Dans un contexte plus personnel et social, David se joint au GRIS-Montréal en 2005. Il devient rapidement intervenant avec son conjoint, un rôle qui lui permet d’avoir un accès direct aux jeunes dans les écoles. La mission du GRIS-Montréal consiste notamment à se raconter afin de démystifier et de briser les tabous entourant la communauté LGBT. Il faut dire que David a le récit généreux et le témoignage touchant. Il raconte notamment avec émotion le moment où il a informé le juge Cory de son orientation sexuelle. Alors qu’il travaille sur le dossier Mossop, une affaire où un travailleur homosexuel s’est vu refuser par son employeur un congé de deuil afin de se rendre aux funérailles du père de son conjoint, David confie à son patron que ce dossier a une résonance personnelle pour lui. Le juge Cory se montre ouvert et respectueux des confidences de son clerc, admettant toutefois que la Cour suprême n’est peut-être pas mûre pour les changements sociétaux qu’appelle le dossier Mossop, comme en témoigne d’ailleurs la décision finale rendue par la Cour en 1992.

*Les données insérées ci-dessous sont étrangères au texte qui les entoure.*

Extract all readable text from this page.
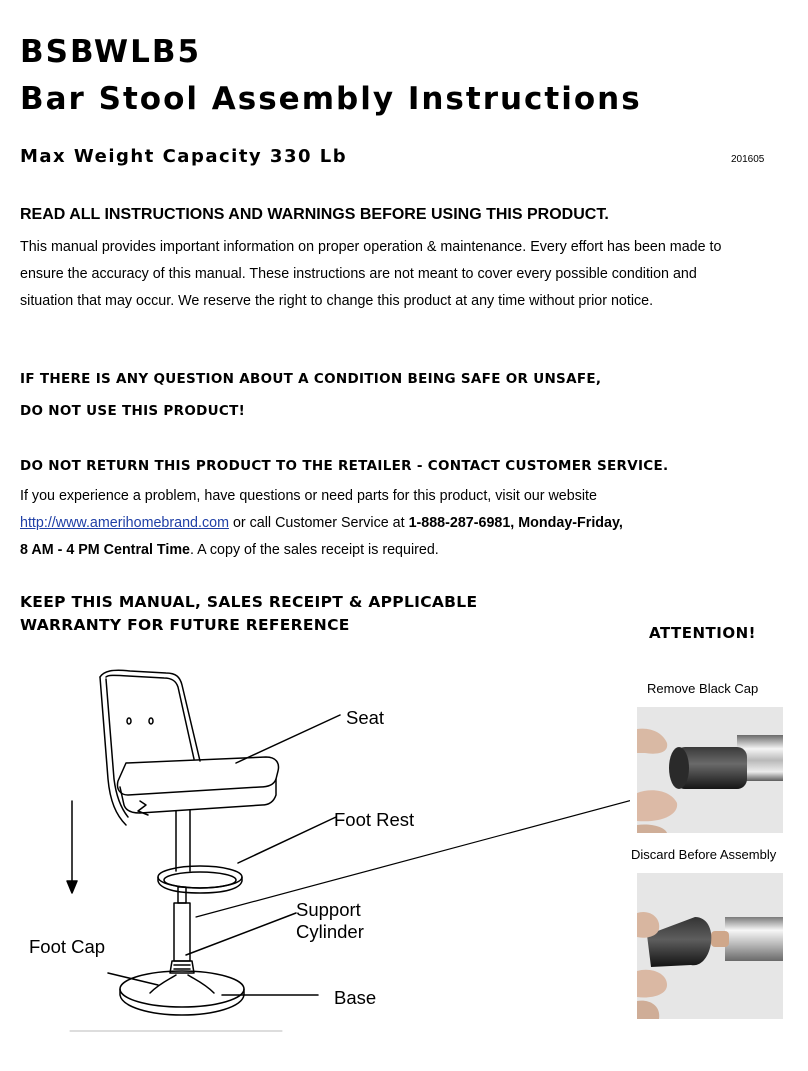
BSBWLB5
Bar Stool Assembly Instructions
Max Weight Capacity 330 Lb	201605
READ ALL INSTRUCTIONS AND WARNINGS BEFORE USING THIS PRODUCT.
This manual provides important information on proper operation & maintenance. Every effort has been made to ensure the accuracy of this manual. These instructions are not meant to cover every possible condition and situation that may occur. We reserve the right to change this product at any time without prior notice.
IF THERE IS ANY QUESTION ABOUT A CONDITION BEING SAFE OR UNSAFE,
DO NOT USE THIS PRODUCT!
DO NOT RETURN THIS PRODUCT TO THE RETAILER - CONTACT CUSTOMER SERVICE.
If you experience a problem, have questions or need parts for this product, visit our website
http://www.amerihomebrand.com or call Customer Service at 1-888-287-6981, Monday-Friday,
8 AM - 4 PM Central Time. A copy of the sales receipt is required.
KEEP THIS MANUAL, SALES RECEIPT & APPLICABLE
WARRANTY FOR FUTURE REFERENCE	ATTENTION!
Remove Black Cap
Discard Before Assembly
Seat
Foot Rest
Support
Cylinder
Foot Cap
Base
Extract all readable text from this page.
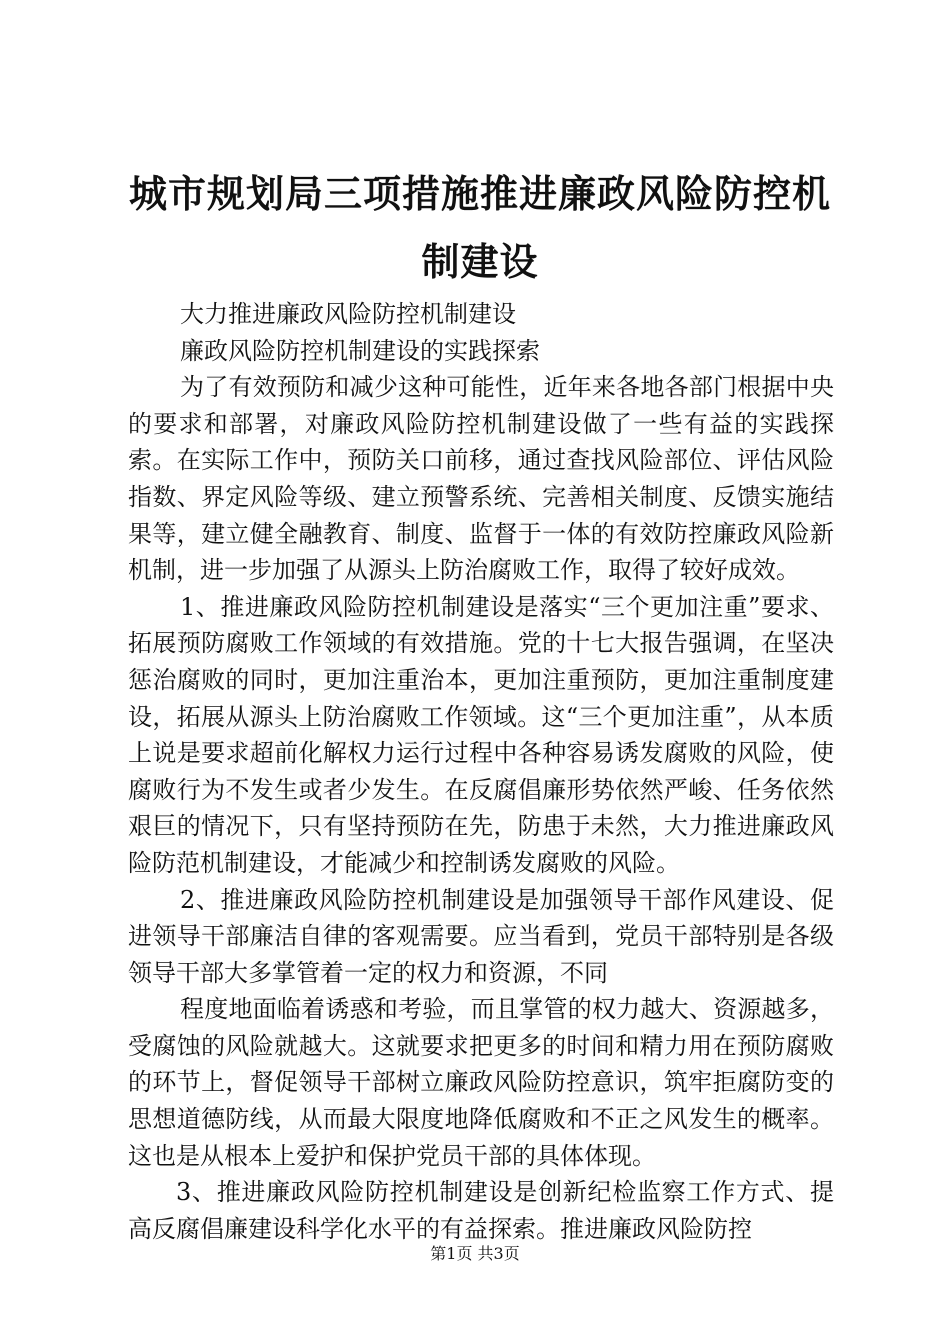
城市规划局三项措施推进廉政风险防控机制建设

大力推进廉政风险防控机制建设

廉政风险防控机制建设的实践探索

为了有效预防和减少这种可能性，近年来各地各部门根据中央的要求和部署，对廉政风险防控机制建设做了一些有益的实践探索。在实际工作中，预防关口前移，通过查找风险部位、评估风险指数、界定风险等级、建立预警系统、完善相关制度、反馈实施结果等，建立健全融教育、制度、监督于一体的有效防控廉政风险新机制，进一步加强了从源头上防治腐败工作，取得了较好成效。

1、推进廉政风险防控机制建设是落实“三个更加注重”要求、拓展预防腐败工作领域的有效措施。党的十七大报告强调，在坚决惩治腐败的同时，更加注重治本，更加注重预防，更加注重制度建设，拓展从源头上防治腐败工作领域。这“三个更加注重”，从本质上说是要求超前化解权力运行过程中各种容易诱发腐败的风险，使腐败行为不发生或者少发生。在反腐倡廉形势依然严峻、任务依然艰巨的情况下，只有坚持预防在先，防患于未然，大力推进廉政风险防范机制建设，才能减少和控制诱发腐败的风险。

2、推进廉政风险防控机制建设是加强领导干部作风建设、促进领导干部廉洁自律的客观需要。应当看到，党员干部特别是各级领导干部大多掌管着一定的权力和资源，不同

程度地面临着诱惑和考验，而且掌管的权力越大、资源越多，受腐蚀的风险就越大。这就要求把更多的时间和精力用在预防腐败的环节上，督促领导干部树立廉政风险防控意识，筑牢拒腐防变的思想道德防线，从而最大限度地降低腐败和不正之风发生的概率。这也是从根本上爱护和保护党员干部的具体体现。

3、推进廉政风险防控机制建设是创新纪检监察工作方式、提高反腐倡廉建设科学化水平的有益探索。推进廉政风险防控

第1页 共3页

David agit comme président du GRIS-Montréal depuis maintenant cinq ans. S’il cède sa place cet automne, il y laisse assurément un héritage précieux, grâce à son travail acharné, mais surtout à ses grandes qualités humaines qui font de lui un homme exceptionnel. C’est cet homme qui s’est raconté à moi pour les fins du présent article et c’est aussi un de ceux qui m’ont beaucoup appris, en me prenant sous son aile au cours de mes premières années de pratique, ce dont je garde un souvenir empreint d’affection et de reconnaissance.

David Platts est un homme et un mentor doux, patient, discret, qui ne brusque jamais et qui témoigne aux autres un respect sincère de ce qu’ils sont, de leurs forces comme de leurs faiblesses. Amoureux de la langue française, il s’évertue à la parler et à l’écrire impeccablement, avec le brin de poésie qui étonne et impressionne toujours ses interlocuteurs. Guidé par un instinct de pédagogue, il est avide de transmettre son savoir, son éthique de travail, sa rigueur intellectuelle, mais surtout, son amour profond du droit et son sens inné de la justice.

Habité par la sagesse de celui qui a vu, vécu et vaincu et porté par la conviction qu’en se racontant, on peut démystifier et briser les tabous, David Platts réussit à changer le monde à sa façon, une parole et un témoignage à la fois.